On Tue, May 14, 2013 at 11:44 AM, William Hubbs <willi...@gentoo.org> wrote:
>
>  If we are going to take this stance, should we consider removing all
>  packages from the tree that have their upstream on github?
>

Considering that we allow even outright proprietary software in
portage which isn't distributed at all (copy file from CD to
distfiles), we're obviously not going to be concerned about upstreams
on github.

Gentoo's social contract is GENTOO'S social contract.  It governs what
we do, and it doesn't say that we don't accept proprietary software.
It says that we won't DEPEND on proprietary software for our
operations or for anything essential to using Gentoo.

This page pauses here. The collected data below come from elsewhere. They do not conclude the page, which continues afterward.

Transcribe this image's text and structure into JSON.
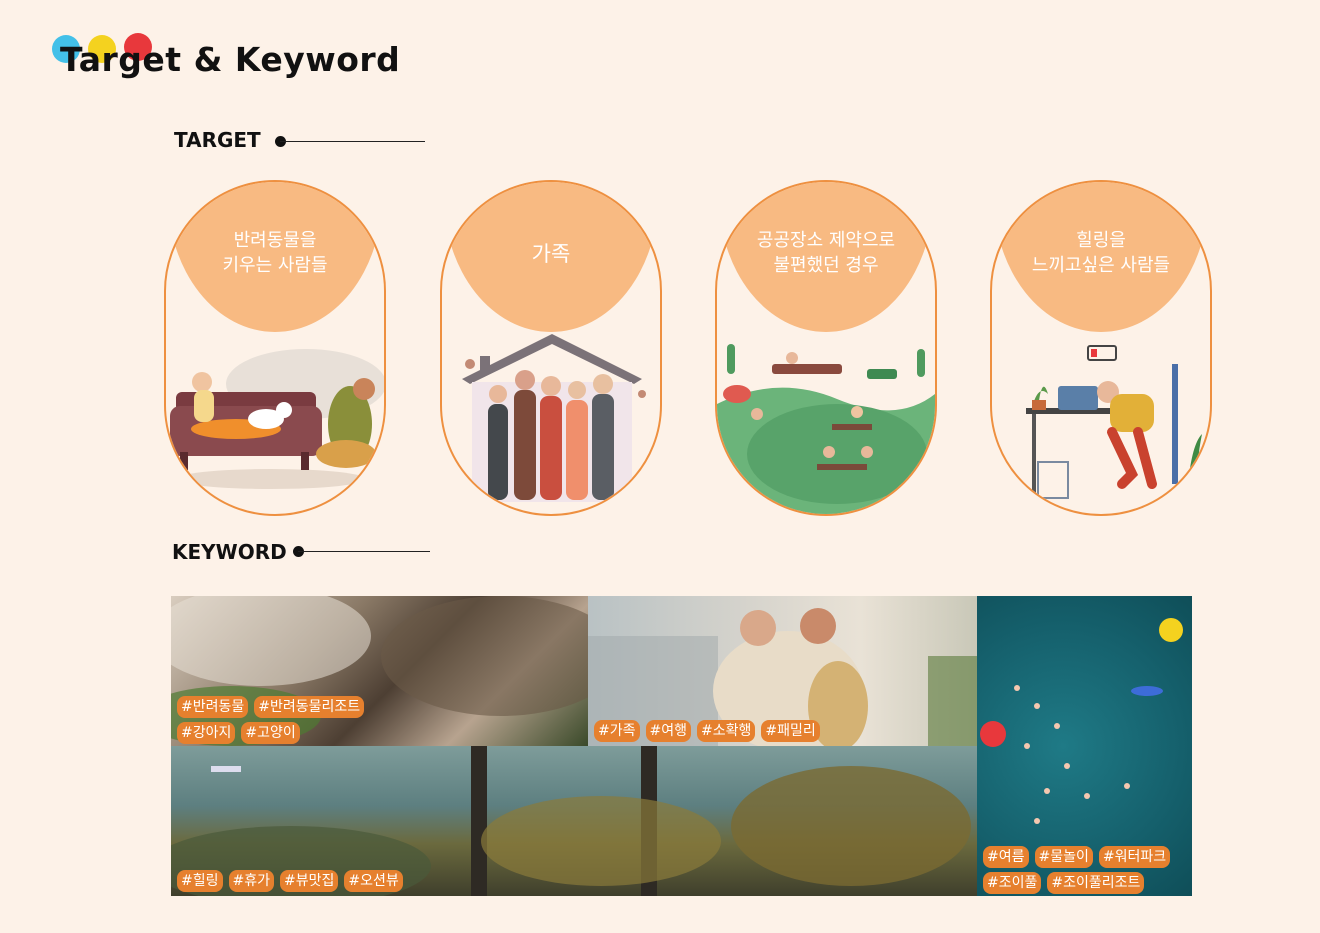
{
  "header": {
    "title": "Target & Keyword"
  },
  "sections": {
    "target_label": "TARGET",
    "keyword_label": "KEYWORD"
  },
  "colors": {
    "accent": "#e6802e",
    "pill_fill": "#f8ba82",
    "background": "#fdf2e8",
    "dot_blue": "#43c0e8",
    "dot_yellow": "#f4d21f",
    "dot_red": "#e8383c"
  },
  "targets": [
    {
      "lines": [
        "반려동물을",
        "키우는 사람들"
      ],
      "icon": "pet-owner-illustration"
    },
    {
      "lines": [
        "가족"
      ],
      "icon": "family-illustration"
    },
    {
      "lines": [
        "공공장소 제약으로",
        "불편했던 경우"
      ],
      "icon": "public-park-illustration"
    },
    {
      "lines": [
        "힐링을",
        "느끼고싶은 사람들"
      ],
      "icon": "tired-worker-illustration"
    }
  ],
  "keywords": {
    "pets": [
      "#반려동물",
      "#반려동물리조트",
      "#강아지",
      "#고양이"
    ],
    "family": [
      "#가족",
      "#여행",
      "#소확행",
      "#패밀리"
    ],
    "healing": [
      "#힐링",
      "#휴가",
      "#뷰맛집",
      "#오션뷰"
    ],
    "summer": [
      "#여름",
      "#물놀이",
      "#워터파크",
      "#조이풀",
      "#조이풀리조트"
    ]
  }
}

As I already said - I think Github is a gray area.  I'd like to see us
working on an internal workflow tool that is friendly to outsiders
like Gerrit or whatever.  I'd see Github as a useful alternative, or
as an interim solution, but I'd really hate to establish it as the
long-term repository for something that is part of Gentoo without
actively pursuing plans to move it to an FOSS platform.  That's just
my personal opinion though - others really don't want to touch it at
all, and I can't fault them too much since it is contrary to our
social contract.  I'm a pragmatist, but I am charged with helping to
uphold the social contract as a Trustee, and right now there is no
official FOSS long-term solution.

On the list of threats to the org though, I think that getting our
main repository onto git in the first place is a higher priority than
adopting tools like Gerrit/Github/etc.  Right now most of what is left
on that project rests on infra, so I don't want to beat up on them
over not wanting to take on Java/etc.